Immobilier : postures et impostures
À l’heure où tous les voyants sont au rouge pour l’immobilier, le législateur est intervenu au sujet de la fiscalité des revenus immobiliers et de l’impôt sur la fortune immobilière (IFI).
En matière de revenus immobiliers, le législateur a décidé d’aligner la fiscalité des locations saisonnières sur le régime micro foncier. Le régime micro s’applique de plein droit lorsque les recettes de location de courte durée sont inférieures à 15 000€ l’abattement serait désormais de 30% (contre 50 à 71% auparavant). Au-delà de ce seuil le régime réel s’appliquerait. Notons qu’un abattement plus favorable est prévu pour les zones rurales non tendues.
Que le lecteur ne prenne pas pour acquis ce nouveau dispositif, au demeurant incomplet et perfectible sur le plan technique. Il s’agit d’un « couac » législatif, un amendement de l’opposition au Sénat n’ayant pas été retiré par le Gouvernement dans le texte définitif (adopté via la procédure de l’article 49 alinéa 3 de la Constitution). Bercy a indiqué qu’une rectification aurait lieu dès que possible afin de se rapprocher du projet que nous avions décrit dans un article en date du 23 novembre dernier. Ce projet devrait entériner une hausse de la fiscalité sur les locations saisonnières.

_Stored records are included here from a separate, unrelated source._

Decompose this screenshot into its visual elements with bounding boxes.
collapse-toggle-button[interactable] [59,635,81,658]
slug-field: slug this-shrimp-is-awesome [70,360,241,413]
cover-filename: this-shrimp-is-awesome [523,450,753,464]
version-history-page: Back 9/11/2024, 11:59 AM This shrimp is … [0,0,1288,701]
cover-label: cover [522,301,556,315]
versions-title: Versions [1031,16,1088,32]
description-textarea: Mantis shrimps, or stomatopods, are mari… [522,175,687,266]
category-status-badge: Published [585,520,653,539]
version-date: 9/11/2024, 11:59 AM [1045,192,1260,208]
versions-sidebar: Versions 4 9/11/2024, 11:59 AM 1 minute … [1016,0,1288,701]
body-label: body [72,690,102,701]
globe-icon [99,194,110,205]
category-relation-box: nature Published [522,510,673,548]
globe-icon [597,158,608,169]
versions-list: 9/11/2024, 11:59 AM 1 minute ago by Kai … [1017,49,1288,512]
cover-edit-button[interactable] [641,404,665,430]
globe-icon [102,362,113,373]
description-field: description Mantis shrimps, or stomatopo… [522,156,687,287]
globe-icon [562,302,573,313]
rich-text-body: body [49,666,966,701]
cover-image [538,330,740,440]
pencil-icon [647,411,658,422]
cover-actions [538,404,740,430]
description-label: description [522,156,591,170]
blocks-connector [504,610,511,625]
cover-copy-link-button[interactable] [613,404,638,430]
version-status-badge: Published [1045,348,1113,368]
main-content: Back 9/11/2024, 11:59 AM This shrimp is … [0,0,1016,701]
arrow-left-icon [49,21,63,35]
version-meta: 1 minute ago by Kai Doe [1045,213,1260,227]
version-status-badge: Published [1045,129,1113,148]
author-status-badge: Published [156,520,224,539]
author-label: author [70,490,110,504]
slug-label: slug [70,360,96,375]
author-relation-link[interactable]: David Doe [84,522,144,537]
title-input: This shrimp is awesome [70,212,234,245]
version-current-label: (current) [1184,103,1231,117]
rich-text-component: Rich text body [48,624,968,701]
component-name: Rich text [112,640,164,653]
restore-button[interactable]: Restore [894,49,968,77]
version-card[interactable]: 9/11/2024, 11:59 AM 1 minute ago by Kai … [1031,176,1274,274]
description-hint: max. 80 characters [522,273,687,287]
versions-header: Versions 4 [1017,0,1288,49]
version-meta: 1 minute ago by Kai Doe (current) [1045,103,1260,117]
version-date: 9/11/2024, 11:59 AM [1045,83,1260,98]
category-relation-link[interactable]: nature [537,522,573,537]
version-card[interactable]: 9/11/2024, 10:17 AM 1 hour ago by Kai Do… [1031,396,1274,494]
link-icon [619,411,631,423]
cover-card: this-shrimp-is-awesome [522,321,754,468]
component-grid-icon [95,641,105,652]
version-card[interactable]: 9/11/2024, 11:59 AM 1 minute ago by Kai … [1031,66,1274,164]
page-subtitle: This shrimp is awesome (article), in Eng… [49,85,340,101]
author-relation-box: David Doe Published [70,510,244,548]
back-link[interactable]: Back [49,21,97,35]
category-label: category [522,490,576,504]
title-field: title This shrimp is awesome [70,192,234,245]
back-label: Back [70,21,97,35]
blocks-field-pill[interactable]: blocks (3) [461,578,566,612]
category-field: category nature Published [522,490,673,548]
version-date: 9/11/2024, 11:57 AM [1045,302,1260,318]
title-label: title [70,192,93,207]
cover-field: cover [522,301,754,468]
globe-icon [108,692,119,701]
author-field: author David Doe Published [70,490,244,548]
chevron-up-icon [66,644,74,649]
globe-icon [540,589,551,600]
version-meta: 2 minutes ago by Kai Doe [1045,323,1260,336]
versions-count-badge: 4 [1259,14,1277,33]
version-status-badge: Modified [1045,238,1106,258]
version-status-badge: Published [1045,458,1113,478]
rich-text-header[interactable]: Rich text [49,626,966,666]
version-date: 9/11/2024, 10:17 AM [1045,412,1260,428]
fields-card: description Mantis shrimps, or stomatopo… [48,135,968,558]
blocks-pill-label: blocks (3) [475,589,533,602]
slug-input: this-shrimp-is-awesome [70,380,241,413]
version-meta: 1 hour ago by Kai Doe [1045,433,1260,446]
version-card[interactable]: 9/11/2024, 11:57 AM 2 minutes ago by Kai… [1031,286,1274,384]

Une chose est certaine : si l’objectif affiché est de résorber la tension locative, l’effet se traduira vraisemblablement par une hausse des recettes fiscales sans effet substantiel sur le nombre de logements sur le marché.
L’impôt sur la fortune immobilière est lui aussi modifié. Le changement porte sur la prise en compte des dettes contractées par une société et non affectées à un actif immobilier. S’agissant de société, il convient dans un premier temps de calculer un coefficient immobilier. Ce ratio est formé par la valeur vénale des actifs immobiliers taxables de la société sur la valeur de l’ensemble de ses actifs. Le coefficient obtenu est alors appliqué à la valeur vénale (actifs réévalués moins les dettes admises) des parts du contribuable. Le résultat constitue l’assiette soumise à l’IFI. Ainsi, auparavant, toutes les dettes de la société non rattachées à l’acquisition d’un bien imposable étaient prises en compte lors de l’application du ratio à la valeur des parts. Certaines dettes, notamment contractées auprès des associés, étaient déjà retraitées pour l’application de ce calcul.
Désormais, la valeur des parts à laquelle est appliquée le coefficient devra être majorée des dettes qui n’ont pas pour objet les actifs taxables. Néanmoins, un double plafonnement est prévu par le texte, il conduit à retenir la valeur la plus faible entre :
– la valeur vénale des actions ou parts de la société ;
– la valeur vénale des actifs immobiliers imposables de la société, déterminée comme si ces actifs étaient détenus directement par le redevable, et retenue en proportion de ses droits au capital de la société détentrice de ces actifs.
Cette modification technique est applicable à l’IFI 2024, les contribuables concernés devront donc redoubler de vigilance.
En matière de réductions d’impôts, notons la prorogation du régime Malraux ainsi que celle du dispositif Denormandie ancien. Le dispositif Pinel prendra quant à lui fin en décembre 2024.
Enfin, les valeurs locatives servant de base au calcul de la taxe foncière sont revalorisées de 3,9% (contre 7,1% l’an passé), les taxes foncières vont donc continuer à augmenter sensiblement.
Ainsi la loi de finances pour 2024 a clôturé une année 2023 marquée par la publication de plusieurs rapports prônant une réforme de la fiscalité immobilière. Un projet de loi serait même prévu pour 2024 afin de réformer la fiscalité immobilière et corriger les erreurs qui se sont glissées dans la loi de finances. L’incertitude est donc de mise concernant l’imposition de certains revenus immobiliers perçus en 2023. Le début d’année étant dédié aux vœux, formulons celui que les propriétaires ne soient pas une nouvelle fois les boucs émissaires de la politique fiscale française.